The Law Commission has announced that the publication of its final report of its review of the law of mental capacity and deprivation of liberty and draft bill will be delayed until March 2017. This delay:
- Should not, according to the Law Commission, delay the introduction of any new legislation that is developed; and
- Will not impact the amendment to the Policing and Crime Bill which is due to remove the automatic requirement for a Coroner to hold an inquest when someone dies who was subject to a DoLS Authorisation.
Tim Spencer-Lane QC, who is leading the Law Commission's review of the law of mental capacity and deprivation of liberty, wrote to all stakeholders in the review yesterday and noting:
"The reason for the delay is the complexity of the task of drafting legislation on such an important issue. It is vitally important to get the law right here. Badly drafted, over-complicated law is a big part of the problem with the current DoLS, and we do not want to fall into the same trap again.
We are very aware that the project deadline was brought forward at the request of the Department of Health and for a good reason: there is an urgent need for the system to be improved. We know too that many stakeholders are waiting for our report and draft Bill and will be disappointed with any delay. For this we apologise.

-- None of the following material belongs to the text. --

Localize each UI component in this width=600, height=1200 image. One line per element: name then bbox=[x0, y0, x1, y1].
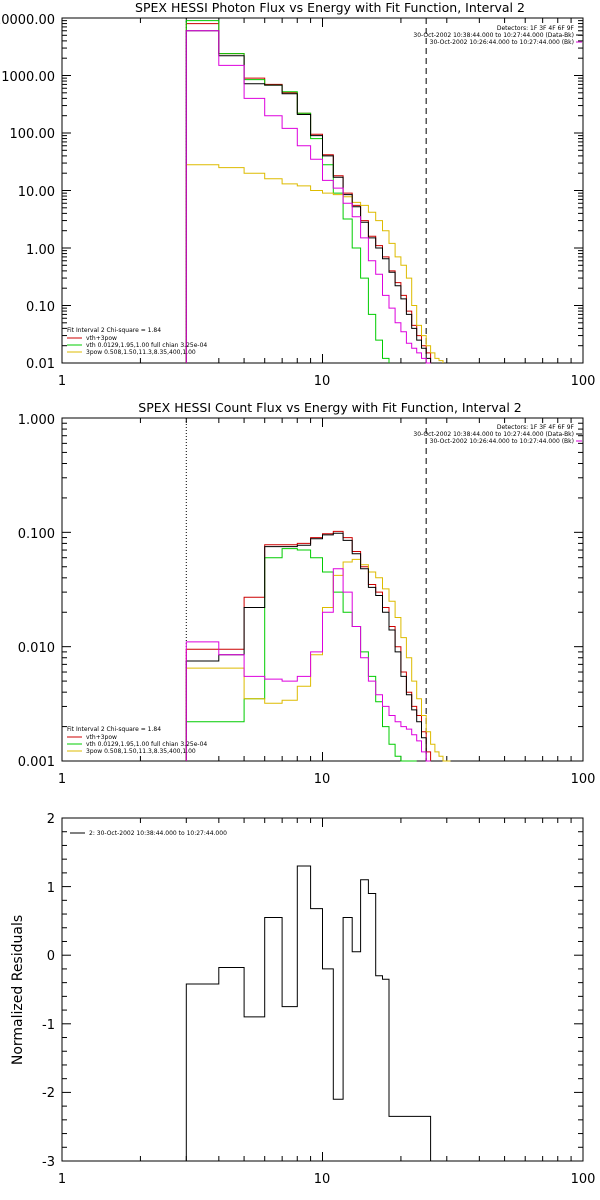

But we are convinced that it is far more important to deliver a fully completed draft Bill that can deliver effective safeguards to those being deprived of liberty. We are also confident that our new publication date will not delay the introduction of legislation into Parliament, should the Government wish to do so. It will be for Government to decide how to take forward the recommendations and draft Bill."
More information about the Law Commission's review can be found at its website.
A link to the current Chief Coroner's Guidance on the impact of a Deprivation of Liberty Authorisation on the inquest process can be found here.
Baroness Finlay announced the amendment to the Policing and Crime Bill which, will, amend the Coroners and Justice Act 2009 to remove those who are deprived of their liberty under the DoLS Authorisation regime from the meaning of "in State detention" – and therefore, from the requirement to automatically hold an inquest into their death.